Metode demonstrasi mempunyai beberapa kelemahan, antara lain sebagai

berikut: a) drajat visibilitas kurang, siswa tidak dapat melihat atau mengamati

keseluruhan benda atau peristiwa yang didemontrasikan, kadang-kadang terjadi

perubahan yang tidak terkontrol, b) dalam demonstrasi diperlukan alat-alat

khusus, c) dalam mengadakan pengamatan terhadap hal-hal yang

didemonstrasikan diperlukan pemusatan perhatian, d) tidak semua hal dapat

didemonstrasikan di dalam kelas, e) memerlukan banyak waktu, sedangkan

hasilnya kadang-kadang minimum, f) kadang-kadang proses yang

didemonstrasikan didalam kelas akan berbeda jika proses itu didemonstrasikan

dalam situasi nyata/sebenarnya, dan g) agar di dalam demonstrasi mendapatkan

hasil yang baik diperlukan ketelitian dan kesabaran (Syaiful Sagala, 2006: 212).

12

Berdasarkan uraian tersebut dapat disimpulkan bahwa metode

demonstrasi memiliki kelebihan dan kekurangan, sehingga kita harus memilih

materi pembelajaran yang sesuai sebelum kita menggunakan metode demonstrasi.

Hal ini bertujuan agar pembelajaran efektif dan efisien.

3. Media Video

Menurut Romiszowski (Basuki Wibawa dan Farida Mukti, 1991: 8) media

adalah pembawa pesan yang berasal dari suatu sumber pesan (yang dapat berupa

orang atau benda) kepada penerima pesan.
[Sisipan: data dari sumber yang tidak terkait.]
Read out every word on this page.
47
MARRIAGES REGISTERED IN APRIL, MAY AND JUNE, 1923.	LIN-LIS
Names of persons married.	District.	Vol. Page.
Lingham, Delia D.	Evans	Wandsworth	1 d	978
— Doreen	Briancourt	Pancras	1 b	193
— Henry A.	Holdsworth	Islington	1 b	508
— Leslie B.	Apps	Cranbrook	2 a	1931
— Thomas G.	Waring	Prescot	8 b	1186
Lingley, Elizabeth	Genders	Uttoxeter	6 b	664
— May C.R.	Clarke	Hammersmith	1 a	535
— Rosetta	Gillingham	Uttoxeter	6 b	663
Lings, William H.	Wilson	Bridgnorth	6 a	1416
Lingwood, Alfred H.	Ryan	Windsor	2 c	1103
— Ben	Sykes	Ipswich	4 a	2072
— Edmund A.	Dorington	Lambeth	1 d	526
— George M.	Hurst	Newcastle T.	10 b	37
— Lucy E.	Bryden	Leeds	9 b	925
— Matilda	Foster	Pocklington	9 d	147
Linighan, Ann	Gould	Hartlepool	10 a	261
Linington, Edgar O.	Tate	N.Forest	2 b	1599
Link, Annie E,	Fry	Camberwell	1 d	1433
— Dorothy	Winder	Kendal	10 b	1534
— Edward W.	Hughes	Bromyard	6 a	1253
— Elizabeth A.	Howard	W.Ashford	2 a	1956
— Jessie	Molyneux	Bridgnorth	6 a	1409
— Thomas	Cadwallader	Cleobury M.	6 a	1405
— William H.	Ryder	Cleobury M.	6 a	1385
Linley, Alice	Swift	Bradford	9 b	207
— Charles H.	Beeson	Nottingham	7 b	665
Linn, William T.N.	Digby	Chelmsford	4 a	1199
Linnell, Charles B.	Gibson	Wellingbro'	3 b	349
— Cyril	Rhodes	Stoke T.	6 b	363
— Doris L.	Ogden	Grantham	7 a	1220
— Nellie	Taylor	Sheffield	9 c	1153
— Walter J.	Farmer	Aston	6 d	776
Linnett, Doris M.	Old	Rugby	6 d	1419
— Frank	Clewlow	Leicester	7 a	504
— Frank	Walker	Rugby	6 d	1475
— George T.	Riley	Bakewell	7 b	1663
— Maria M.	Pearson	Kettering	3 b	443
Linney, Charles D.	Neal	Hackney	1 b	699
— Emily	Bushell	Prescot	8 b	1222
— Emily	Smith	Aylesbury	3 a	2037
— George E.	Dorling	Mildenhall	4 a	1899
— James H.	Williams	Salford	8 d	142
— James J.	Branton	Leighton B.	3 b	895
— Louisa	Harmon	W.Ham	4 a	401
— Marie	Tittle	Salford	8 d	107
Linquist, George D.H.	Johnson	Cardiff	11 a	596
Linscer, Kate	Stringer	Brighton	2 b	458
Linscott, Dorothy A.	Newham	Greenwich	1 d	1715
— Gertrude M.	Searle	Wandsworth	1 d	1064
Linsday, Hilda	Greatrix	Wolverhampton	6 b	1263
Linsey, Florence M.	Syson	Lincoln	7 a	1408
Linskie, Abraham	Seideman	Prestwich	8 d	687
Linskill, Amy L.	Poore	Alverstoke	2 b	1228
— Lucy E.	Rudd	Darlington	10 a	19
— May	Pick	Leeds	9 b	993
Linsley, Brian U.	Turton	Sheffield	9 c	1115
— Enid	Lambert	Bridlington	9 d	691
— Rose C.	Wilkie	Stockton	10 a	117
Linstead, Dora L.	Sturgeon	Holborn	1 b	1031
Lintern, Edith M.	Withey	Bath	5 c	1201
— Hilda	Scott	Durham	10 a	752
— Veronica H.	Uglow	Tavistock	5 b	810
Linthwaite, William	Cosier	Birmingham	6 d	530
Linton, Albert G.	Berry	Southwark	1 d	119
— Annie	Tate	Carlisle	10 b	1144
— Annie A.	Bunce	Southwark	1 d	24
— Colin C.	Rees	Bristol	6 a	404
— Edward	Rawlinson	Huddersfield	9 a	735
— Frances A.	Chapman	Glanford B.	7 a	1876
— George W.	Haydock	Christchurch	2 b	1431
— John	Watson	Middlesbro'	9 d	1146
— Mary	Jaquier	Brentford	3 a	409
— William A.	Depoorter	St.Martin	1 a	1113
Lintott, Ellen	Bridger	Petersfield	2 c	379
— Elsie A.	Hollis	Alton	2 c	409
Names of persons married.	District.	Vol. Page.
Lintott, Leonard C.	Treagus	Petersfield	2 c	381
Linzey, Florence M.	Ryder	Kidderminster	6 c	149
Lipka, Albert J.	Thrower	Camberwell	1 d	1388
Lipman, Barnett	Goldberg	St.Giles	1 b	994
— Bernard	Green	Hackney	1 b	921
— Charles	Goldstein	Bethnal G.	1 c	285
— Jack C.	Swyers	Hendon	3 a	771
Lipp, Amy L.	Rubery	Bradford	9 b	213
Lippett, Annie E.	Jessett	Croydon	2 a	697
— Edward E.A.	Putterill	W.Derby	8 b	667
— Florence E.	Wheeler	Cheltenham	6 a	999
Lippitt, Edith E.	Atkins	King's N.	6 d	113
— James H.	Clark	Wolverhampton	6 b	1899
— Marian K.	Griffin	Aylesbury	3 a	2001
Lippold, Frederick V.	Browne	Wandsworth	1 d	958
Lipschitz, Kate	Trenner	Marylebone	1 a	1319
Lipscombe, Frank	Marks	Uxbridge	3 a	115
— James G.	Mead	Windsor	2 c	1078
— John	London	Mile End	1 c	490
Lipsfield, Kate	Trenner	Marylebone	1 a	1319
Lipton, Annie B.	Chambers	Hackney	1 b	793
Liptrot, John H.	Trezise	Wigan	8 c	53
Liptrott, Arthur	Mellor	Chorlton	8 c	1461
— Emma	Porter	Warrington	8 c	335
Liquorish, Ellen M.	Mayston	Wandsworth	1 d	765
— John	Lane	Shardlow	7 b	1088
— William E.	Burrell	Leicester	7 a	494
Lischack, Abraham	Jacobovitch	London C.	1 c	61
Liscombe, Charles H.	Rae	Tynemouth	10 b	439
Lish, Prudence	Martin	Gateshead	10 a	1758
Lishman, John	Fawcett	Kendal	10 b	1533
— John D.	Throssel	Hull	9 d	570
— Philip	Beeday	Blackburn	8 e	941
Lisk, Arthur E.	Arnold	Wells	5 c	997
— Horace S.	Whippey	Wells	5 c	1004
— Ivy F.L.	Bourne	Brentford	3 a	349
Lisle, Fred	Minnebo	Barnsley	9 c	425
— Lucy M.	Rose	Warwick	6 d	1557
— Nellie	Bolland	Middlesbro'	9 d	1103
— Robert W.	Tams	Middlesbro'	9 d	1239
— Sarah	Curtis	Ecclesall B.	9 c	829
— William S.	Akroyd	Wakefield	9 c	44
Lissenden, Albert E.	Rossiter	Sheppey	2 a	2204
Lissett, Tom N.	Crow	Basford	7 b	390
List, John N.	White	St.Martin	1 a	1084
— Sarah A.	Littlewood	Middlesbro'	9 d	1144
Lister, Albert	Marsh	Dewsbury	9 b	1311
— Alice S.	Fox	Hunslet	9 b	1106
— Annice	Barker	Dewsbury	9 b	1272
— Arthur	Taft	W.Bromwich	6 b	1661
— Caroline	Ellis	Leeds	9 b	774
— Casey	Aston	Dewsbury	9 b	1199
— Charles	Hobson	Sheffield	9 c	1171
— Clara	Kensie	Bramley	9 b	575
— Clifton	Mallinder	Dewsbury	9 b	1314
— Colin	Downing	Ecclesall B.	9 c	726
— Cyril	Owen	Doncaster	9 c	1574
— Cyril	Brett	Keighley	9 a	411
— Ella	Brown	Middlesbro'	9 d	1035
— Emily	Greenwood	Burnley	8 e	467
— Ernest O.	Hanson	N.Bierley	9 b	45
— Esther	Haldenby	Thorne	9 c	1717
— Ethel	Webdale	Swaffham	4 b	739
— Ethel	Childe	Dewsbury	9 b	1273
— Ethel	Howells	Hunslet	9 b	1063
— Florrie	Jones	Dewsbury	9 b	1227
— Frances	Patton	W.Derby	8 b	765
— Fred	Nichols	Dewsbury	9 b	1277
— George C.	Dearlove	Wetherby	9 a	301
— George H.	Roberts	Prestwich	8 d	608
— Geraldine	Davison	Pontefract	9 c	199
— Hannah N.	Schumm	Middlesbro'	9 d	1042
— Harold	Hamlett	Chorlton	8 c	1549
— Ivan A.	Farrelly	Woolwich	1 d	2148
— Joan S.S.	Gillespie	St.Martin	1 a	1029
Gerlach dan Ely (1980: 244-246)

mengungkapkan tiga ciri media yang merupakan petunjuk mengapa media

digunakan dan apa-apa saja yang dapat dilakukan media yang mungkin guru

tidak mampu (atau kurang efisien) melakukannya.

a. Ciri Fiktatif (Fixtative Property). Ciri ini menggambarkan kemampuan media

merekam, menyimpan, melestarikan, dan mengkontruksi suatu peristiwa atau

objek. Suatu peristiwa atau objek dapat diurut dan disusun kembali dengan

media seperti fotografi, video, tape, audio tape, disket, komputer, dan film.

Media memungkinkan suatu rekaman kejadian atau obyek yang terjadi pada

suatu waktu tertentu ditransportasikan tanpa mengenal waktu.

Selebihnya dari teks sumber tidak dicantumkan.